Нужно было использовать эту зыбкую минуту. И я заорал, туда же, в ту же чёрную неизвестность, названную тайными незнакомцами Проходом Перехода:
— Ленка как, Ле-е-енка?!
— В поря-ядке! — донеслось из темноты. — Только, может, скоро закроемся, а так всё хорошо, живы, здоро-овы!! Как ты там оказался, в вытяжке этой? Что вообще за дела-а, Гера?! Я сейчас с ума сойду, если не объясни-ишь, что всё это зна-ачит?

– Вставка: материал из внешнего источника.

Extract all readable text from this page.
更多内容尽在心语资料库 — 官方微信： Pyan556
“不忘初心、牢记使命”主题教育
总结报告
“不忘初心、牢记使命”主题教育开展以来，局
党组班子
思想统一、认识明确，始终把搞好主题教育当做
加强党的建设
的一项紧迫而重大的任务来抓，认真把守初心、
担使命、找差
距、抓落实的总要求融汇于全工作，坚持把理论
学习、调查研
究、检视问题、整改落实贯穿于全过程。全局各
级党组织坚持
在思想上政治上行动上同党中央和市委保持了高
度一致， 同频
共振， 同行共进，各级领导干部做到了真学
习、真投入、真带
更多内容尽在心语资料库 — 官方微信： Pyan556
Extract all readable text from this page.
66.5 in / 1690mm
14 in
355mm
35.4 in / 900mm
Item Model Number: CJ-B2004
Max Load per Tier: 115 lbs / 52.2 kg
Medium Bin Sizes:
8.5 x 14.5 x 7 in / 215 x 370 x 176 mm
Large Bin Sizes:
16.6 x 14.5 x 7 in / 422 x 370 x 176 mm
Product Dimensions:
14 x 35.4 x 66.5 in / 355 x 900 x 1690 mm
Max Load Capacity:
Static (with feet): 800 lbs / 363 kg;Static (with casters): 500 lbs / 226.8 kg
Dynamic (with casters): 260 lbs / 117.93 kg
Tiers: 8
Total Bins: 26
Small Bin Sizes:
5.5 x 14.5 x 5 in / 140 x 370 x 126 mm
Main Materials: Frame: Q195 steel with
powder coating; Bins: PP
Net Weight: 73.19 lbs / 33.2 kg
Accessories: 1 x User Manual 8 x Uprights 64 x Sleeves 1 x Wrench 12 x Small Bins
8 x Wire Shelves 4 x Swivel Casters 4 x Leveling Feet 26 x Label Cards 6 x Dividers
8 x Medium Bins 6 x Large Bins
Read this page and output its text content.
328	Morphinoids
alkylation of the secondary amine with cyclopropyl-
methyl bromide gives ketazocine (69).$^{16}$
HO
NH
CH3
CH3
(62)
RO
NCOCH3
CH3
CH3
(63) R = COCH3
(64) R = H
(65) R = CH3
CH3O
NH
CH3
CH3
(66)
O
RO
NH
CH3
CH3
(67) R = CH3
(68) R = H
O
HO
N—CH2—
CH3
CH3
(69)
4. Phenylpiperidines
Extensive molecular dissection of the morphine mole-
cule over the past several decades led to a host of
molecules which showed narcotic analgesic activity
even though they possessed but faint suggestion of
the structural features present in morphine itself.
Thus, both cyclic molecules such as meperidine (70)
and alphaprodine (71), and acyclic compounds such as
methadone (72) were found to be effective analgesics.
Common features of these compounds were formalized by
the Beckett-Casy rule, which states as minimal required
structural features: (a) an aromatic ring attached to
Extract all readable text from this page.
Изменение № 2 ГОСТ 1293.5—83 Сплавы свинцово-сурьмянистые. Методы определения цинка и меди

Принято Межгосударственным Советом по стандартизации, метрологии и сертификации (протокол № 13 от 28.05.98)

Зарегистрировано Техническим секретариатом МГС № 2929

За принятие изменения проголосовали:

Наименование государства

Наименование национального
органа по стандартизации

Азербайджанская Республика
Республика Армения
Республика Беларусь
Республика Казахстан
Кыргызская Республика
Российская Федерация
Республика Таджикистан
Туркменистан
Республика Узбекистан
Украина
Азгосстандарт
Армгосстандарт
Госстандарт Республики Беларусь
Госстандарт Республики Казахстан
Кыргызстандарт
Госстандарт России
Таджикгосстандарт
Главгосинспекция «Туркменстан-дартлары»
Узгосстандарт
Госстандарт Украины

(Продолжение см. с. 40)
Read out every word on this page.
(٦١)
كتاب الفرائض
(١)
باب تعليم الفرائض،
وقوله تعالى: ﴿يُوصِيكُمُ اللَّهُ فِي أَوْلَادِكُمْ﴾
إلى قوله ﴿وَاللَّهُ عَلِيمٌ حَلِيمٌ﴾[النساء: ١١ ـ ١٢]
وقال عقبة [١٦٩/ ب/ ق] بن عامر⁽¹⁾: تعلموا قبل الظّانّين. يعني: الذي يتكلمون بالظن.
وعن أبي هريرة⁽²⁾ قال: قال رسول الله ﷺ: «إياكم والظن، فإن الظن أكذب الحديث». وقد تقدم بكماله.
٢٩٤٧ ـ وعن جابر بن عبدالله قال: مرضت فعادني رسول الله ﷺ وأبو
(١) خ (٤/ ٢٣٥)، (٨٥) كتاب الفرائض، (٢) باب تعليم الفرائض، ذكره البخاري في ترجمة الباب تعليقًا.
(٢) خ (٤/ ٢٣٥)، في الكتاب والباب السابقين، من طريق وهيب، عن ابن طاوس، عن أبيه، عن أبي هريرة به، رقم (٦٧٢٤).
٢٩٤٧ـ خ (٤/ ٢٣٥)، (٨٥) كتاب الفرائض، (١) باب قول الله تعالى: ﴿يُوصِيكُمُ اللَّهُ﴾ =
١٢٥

— Ге-ер, мы с тобой распараллелились, потом объясню-ю, мне надо ещё самому поду-умать. Просто ты имей в виду-у, что нас с тобой дво-о-е: ты — там, а я тут, наверху-у, чёрт бы меня побрал со всеми этими дела-ами!
— Так давай сюда-а! — крикнул он. — В чём пробле-ема?!
— Это невозмо-ожно! — выдал я очередной крик своего отчаяния в призрачную невесомость, напрягши глотку оболочки. — Или я не знаю, как это сде-елать!! А чего с «Шинши-иллой»? Почему закрываемся?
— А хрен его знае-ет!! Было всё нормально, а потом переста-ало, как отрубило. Мы с Ленкой ничего понять не мо-ожем!!
— А когда начало-ось?!
— После Перхушкова-а!! Как оклемался, отбыл реабилитацию, выписался и на работу выше-ел!!
— Гера, Герка, Герма-ан, слушай меня!! Я ещё приду-у, слышишь? Ты только никуда не дева-айся, я обязательно приду-у, мне нужно просто понять, что де-елать, я сейчас ничего не могу сообрази-ить, у меня всё перед глазами плывё-ёт, я-а…
Всё! Оборвалось, я сразу это почувствовал по тому, как исчез всякий малейший звуковой фон, прекратились и шорох, и шипенье, и всё, что сопровождало наши голоса по обе стороны Перехода в течение всего этого удивительного диалога с самим собой.
Потом…
Потом вдруг тьма, заполнявшая всё вокруг, куда-то ушла, сменившись тёмно-светлым колером, в какой была выкрашена изначальная туманность. Твёрдо-мягкое под ногами обратилось в хрустящий наст из многовековой слежавшейся пыли, а воздух, ещё недавно овевавший полы моей хламиды, разом перетёк в пустотную субстанцию, собранную из ничего. И снова не было границ видимости, поскольку зрение моё, как и прежде, упиралось в седоватую муть, и что было за ней, что начиналось или заканчивалось вне её неодолимых рубежей, сказать бы никто не взялся. Я двинулся, как и прежде, прямо, не думая, куда иду и на кого выйду. Однако чуда не произошло, ничто не изменилось в этом странноватом мире. Вскоре впереди забрезжил слабый свет, вернее, два равных по силе света, и я пошёл прямо на них, не испытывая никаких ожиданий.
— Поздравляем… — братья сидели на песке и смотрели прямо на меня.
— С чем это? — поинтересовался я, неотрывно думая о своём. Шок, который мне недавно довелось испытать, никак не желал покидать мою оболочку, заставляя перебирать варианты спасения. То, что сказал мне Герка, вероятней всего, по простому наитию, или же в порядке быстрой глуповатой идеи, внезапно обрушилось на меня со всей своей ужасающей мощью.